What do you mean by "character"? If you mean code point or "unicode scalar value...

asveikau · on March 27, 2017

I mean your iterator is char* and you advance it by adding. That's it.

I do NOT mean that char itself corresponds to a glyph or codepoint, you are seriously preaching to the choir making that lecture to me.

fauigerzigerk · on March 27, 2017

>you advance it by adding

And when do you stop? UTF-8 strings can have zero bytes in them so treating them as C strings is potentially error prone depending on the context.

imron · on March 28, 2017

> UTF-8 strings can have zero bytes in them

This is not true. A zero-byte in a utf-8 string is the null-terminator and utf-8 strings can be treated exactly like C strings in terms of where the string ends.

What you do need to look out for is malformed utf-8, for example, 1 byte before the null terminator you get a lead byte saying the next character is 4-bytes long.

If you're not checking each byte for null and just skipping based on the length indicated by the lead byte then you're in for a crash.

Where utf-8 strings differ from C strings is slicing. You can't just slice the string at some random point without doing extra validation to make sure you only slice on codepoint boundaries.

dbaupp · on March 28, 2017

> A zero-byte in a utf-8 string is the null-terminator and utf-8 strings can be treated exactly like C strings in terms of where the string ends.

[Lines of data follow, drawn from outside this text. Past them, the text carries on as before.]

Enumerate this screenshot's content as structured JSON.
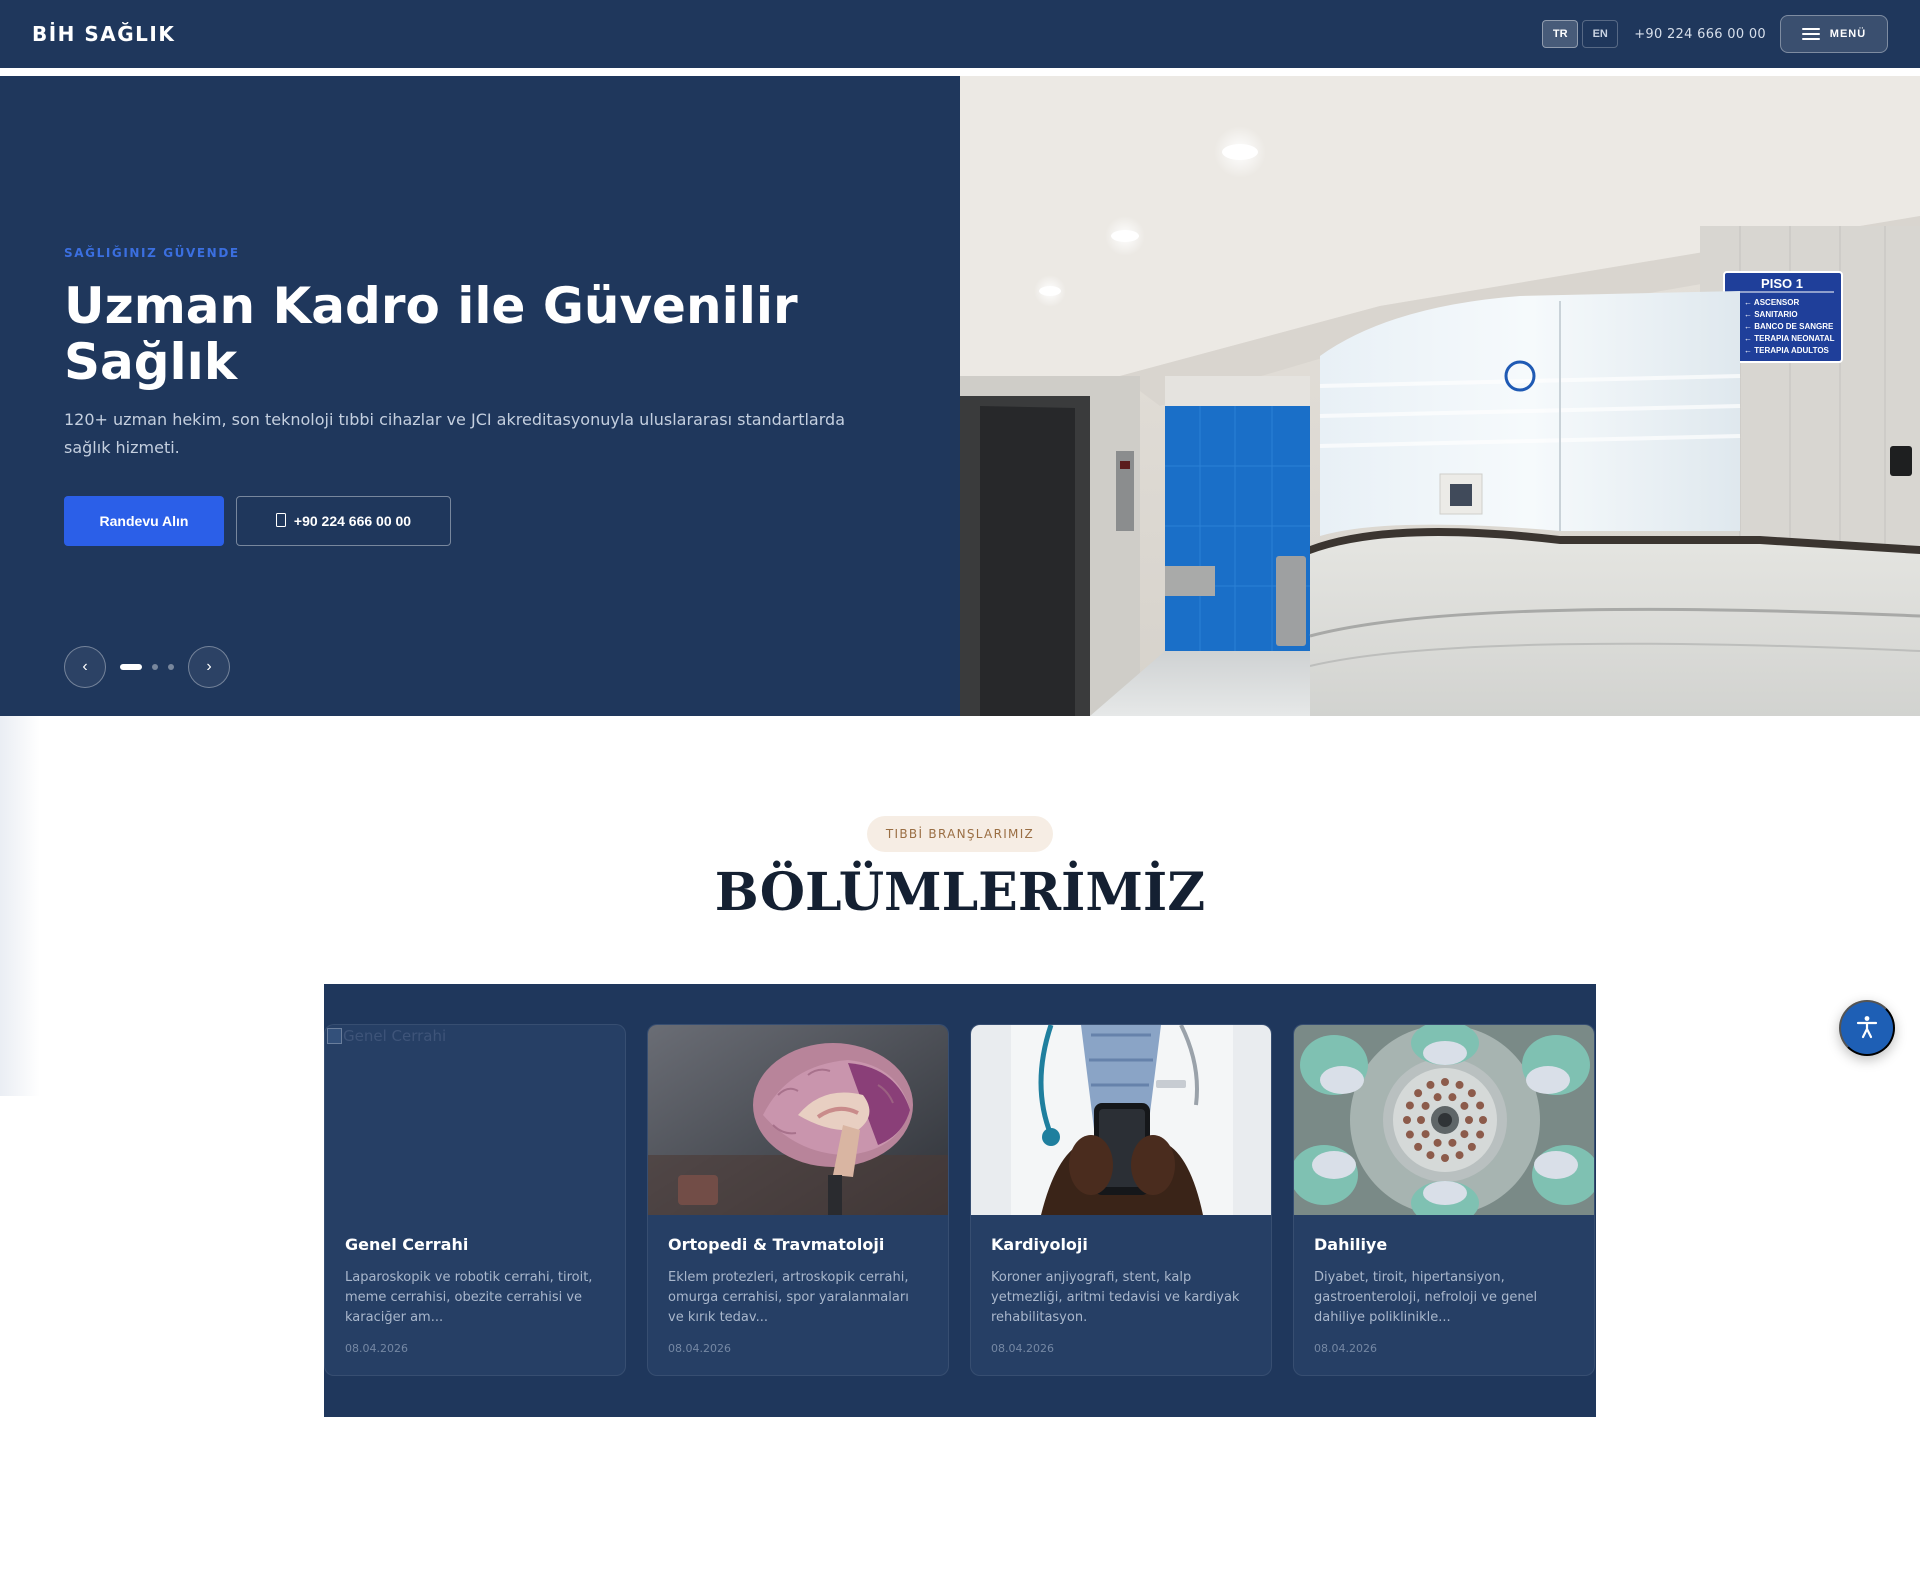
{
  "header": {
    "logo": "BİH SAĞLIK",
    "lang_tr": "TR",
    "lang_en": "EN",
    "phone": "+90 224 666 00 00",
    "menu_label": "MENÜ"
  },
  "hero": {
    "eyebrow": "SAĞLIĞINIZ GÜVENDE",
    "title": "Uzman Kadro ile Güvenilir Sağlık",
    "description": "120+ uzman hekim, son teknoloji tıbbi cihazlar ve JCI akreditasyonuyla uluslararası standartlarda sağlık hizmeti.",
    "primary_button": "Randevu Alın",
    "phone_button": "+90 224 666 00 00",
    "prev_glyph": "‹",
    "next_glyph": "›",
    "slide_count": 3,
    "active_slide": 1,
    "sign": {
      "title": "PISO 1",
      "lines": [
        "ASCENSOR",
        "SANITARIO",
        "BANCO DE SANGRE",
        "TERAPIA NEONATAL",
        "TERAPIA ADULTOS"
      ]
    }
  },
  "section": {
    "badge": "TIBBİ BRANŞLARIMIZ",
    "title": "BÖLÜMLERİMİZ"
  },
  "departments": [
    {
      "title": "Genel Cerrahi",
      "image_alt": "Genel Cerrahi",
      "description": "Laparoskopik ve robotik cerrahi, tiroit, meme cerrahisi, obezite cerrahisi ve karaciğer am...",
      "date": "08.04.2026"
    },
    {
      "title": "Ortopedi & Travmatoloji",
      "description": "Eklem protezleri, artroskopik cerrahi, omurga cerrahisi, spor yaralanmaları ve kırık tedav...",
      "date": "08.04.2026"
    },
    {
      "title": "Kardiyoloji",
      "description": "Koroner anjiyografi, stent, kalp yetmezliği, aritmi tedavisi ve kardiyak rehabilitasyon.",
      "date": "08.04.2026"
    },
    {
      "title": "Dahiliye",
      "description": "Diyabet, tiroit, hipertansiyon, gastroenteroloji, nefroloji ve genel dahiliye poliklinikle...",
      "date": "08.04.2026"
    }
  ],
  "colors": {
    "navy": "#1f375c",
    "accent_blue": "#2b5fe8",
    "card_bg": "#263f65",
    "badge_bg": "#f6ede4",
    "badge_text": "#9a6e43"
  },
  "icons": {
    "menu": "hamburger-icon",
    "phone": "phone-icon",
    "accessibility": "accessibility-icon"
  }
}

No, the parent was correct: UTF-8 encodes NUL (i.e. \0) as a single zero byte (e.g. in contrast, Modified UTF-8[1] uses an overlong for NUL, so there's never any possibility of an internal zero). Of course, an application/library can choose to restrict itself to only handling UTF-8 that doesn't contain internal NULs, but the spec itself allows for zero bytes in a string.

[1]: https://en.wikipedia.org/wiki/UTF-8#Modified_UTF-8

imron · on March 28, 2017

We are in agreement that the only time a single zero byte can be found in well-formed utf-8 is for the NUL character.

By definition, with a null-terminated string, NUL is the terminator.

If you want to have strings that contain NUL, then by definition you can't use a null-terminated string.

This is true of utf-8 or regular C strings.

fauigerzigerk · on March 28, 2017

The point is, if you handle strings the C way, you're not in conformance with UTF-8.

If someone passes you a text file that is verified to be valid UTF-8 and contains, say, access permissions, then you better not stop parsing it at the first '\0' character.

None of this is a huge problem, but it's something to be aware of. C string handling is incompatible with UTF-8.

imron · on March 28, 2017

File processing and string processing are not the same. If you have a file that has a specific data format outside of the encoding, and that format includes NUL bytes as part of the data, then obviously process the file based on that format.

That's separate from string handling.

UTF-8 was originally designed to be compatible with NUL terminated strings and keep NULs out of well formed text.

In fact it was the first point in the 'Criteria for the Transformation Format', mentioned in the initial proposal for utf8.

https://www.cl.cam.ac.uk/~mgk25/ucs/utf-8-history.txt

fauigerzigerk · on March 28, 2017

>File processing and string processing are not the same

The UTF-8 spec doesn't make that distinction as far as I know. There's a simple fact: A valid UTF-8 byte sequence can contain nul characters. So you can't naively use C string handling functions on it. And as someone else has correctly pointed out, the same is true for ASCII.

I'm just pointing out a potential pitfall and a source of security issues. Some might assume that after validating UTF-8 text input, you could just dump it in a C string and process it using C's string functions. But that's not the case.

asveikau · on March 27, 2017

Unless you have U+0000 there isn't any other sequence of code points that has an 0x00 byte in UTF-8. I don't see this as a huge problem.

If you really do need it there are some C language libraries that use "pascal-ish" structs to do strings. UNICODE_STRING in Windows comes to mind. Doing strings in C doesn't force you to use C strings, it's just the most common thing to do.

fauigerzigerk · on March 28, 2017

No it's not a huge problem, but if you're not aware of it, it could easily lead to a security breach: https://news.ycombinator.com/item?id=13974919

MichaelGG · on March 27, 2017

It's the same for ASCII - UTF-8 zero byte is NUL.